Sharon criticizes provisions of American peace "road map"
By Ellis Shuman  October 23, 2002
 
U.S. Assistant Secretary of State for Near East Affairs William Burns arrives in Israel today for consultations with officials on a draft version of the so-called American "road map" to resolving the Israeli-Palestinian conflict. Prime Minister Ariel Sharon criticized the plan's call for Israel to take "irreversible steps" which were not conditioned to Palestinian actions against terror and incitement.

Burns arrives in Israel from Damascus as part of American efforts to hear Israeli, Palestinian and regional responses to the six-page peace plan draft worked out by members of the Quartet - the United States, European Union, Russia, and the United Nations. A final version, taking into consideration points raised during Burns's consultations, is due to be prepared in December. The "road map" is intended to serve as a step-by-step plan for implementing U.S. President George W. Bush's Middle East vision as presented in a June speech.
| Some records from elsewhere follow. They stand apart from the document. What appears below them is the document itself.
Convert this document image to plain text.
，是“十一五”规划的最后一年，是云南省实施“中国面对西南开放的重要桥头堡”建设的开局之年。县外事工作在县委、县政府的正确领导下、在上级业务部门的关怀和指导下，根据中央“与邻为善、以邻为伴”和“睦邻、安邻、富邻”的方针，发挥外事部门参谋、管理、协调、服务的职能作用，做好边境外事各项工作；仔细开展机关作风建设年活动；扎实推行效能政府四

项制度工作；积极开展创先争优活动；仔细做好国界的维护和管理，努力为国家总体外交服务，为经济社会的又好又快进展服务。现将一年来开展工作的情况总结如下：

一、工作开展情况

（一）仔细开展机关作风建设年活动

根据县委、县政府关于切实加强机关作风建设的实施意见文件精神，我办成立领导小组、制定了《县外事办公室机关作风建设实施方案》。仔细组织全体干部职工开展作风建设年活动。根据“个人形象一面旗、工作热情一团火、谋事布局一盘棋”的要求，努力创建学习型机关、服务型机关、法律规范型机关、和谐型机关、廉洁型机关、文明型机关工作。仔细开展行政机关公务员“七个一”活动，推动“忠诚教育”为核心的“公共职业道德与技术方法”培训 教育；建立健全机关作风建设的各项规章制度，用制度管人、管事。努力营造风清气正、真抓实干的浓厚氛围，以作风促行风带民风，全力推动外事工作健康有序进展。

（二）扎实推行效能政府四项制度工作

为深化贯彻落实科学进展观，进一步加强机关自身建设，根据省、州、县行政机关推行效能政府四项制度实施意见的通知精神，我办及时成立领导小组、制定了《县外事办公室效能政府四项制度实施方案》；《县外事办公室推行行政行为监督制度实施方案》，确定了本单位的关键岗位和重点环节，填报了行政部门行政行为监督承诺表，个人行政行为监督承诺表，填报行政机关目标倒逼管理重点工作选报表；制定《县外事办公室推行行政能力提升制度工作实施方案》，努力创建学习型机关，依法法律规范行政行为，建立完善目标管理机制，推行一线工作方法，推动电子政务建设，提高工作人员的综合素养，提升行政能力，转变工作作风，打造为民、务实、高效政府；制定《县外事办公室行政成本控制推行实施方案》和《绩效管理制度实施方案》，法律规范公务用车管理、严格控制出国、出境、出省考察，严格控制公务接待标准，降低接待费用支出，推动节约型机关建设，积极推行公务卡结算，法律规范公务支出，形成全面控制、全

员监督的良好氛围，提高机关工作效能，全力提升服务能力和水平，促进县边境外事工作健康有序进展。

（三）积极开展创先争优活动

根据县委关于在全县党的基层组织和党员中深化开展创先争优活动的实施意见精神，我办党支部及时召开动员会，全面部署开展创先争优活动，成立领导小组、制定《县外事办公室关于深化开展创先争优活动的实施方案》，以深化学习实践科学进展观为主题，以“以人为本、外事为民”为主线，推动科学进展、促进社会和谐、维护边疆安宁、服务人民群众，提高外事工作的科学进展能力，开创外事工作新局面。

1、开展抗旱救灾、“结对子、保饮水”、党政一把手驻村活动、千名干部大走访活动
Speaking to reporters after meeting with Syrian President Bashar al-Assad, Burns described Monday's terrorist attack at Karkur Junction as "reprehensible" and said it was a blow to Palestinian efforts for an independent state. "It does severe damage to Palestinian interests and aspirations; it cannot be tolerated by anyone who genuinely is interested in peace," Burns said, clearly noting that Islamic Jihad, the terrorist organization that perpetrated the attack, has offices in Damascus.

Burns will meet today with Israeli security officials and Foreign Minister Shimon Peres. In addition to Sharon, he is expected to meet with Defense Minister Binyamin Ben-Eliezer and Palestinian officials. Burns will not meet with Palestinian Authority Chairman Yasser Arafat.

Sharon: aspects of plan "problematic"
Sharon held consultations on Tuesday to prepare Israel's response to the American plan. Sharon told reporters that Israel accepts Bush's plan in principle, but that he would raise reservations to certain aspects of the plan in his talks with Burns.

In his first public comments on the plan Sharon told a delegation of Anti-Defamation League officials that it was "not credible that Israel takes irreversible steps while the other side only makes statements. There is a danger Israel will face a timetable that only it is required to keep to."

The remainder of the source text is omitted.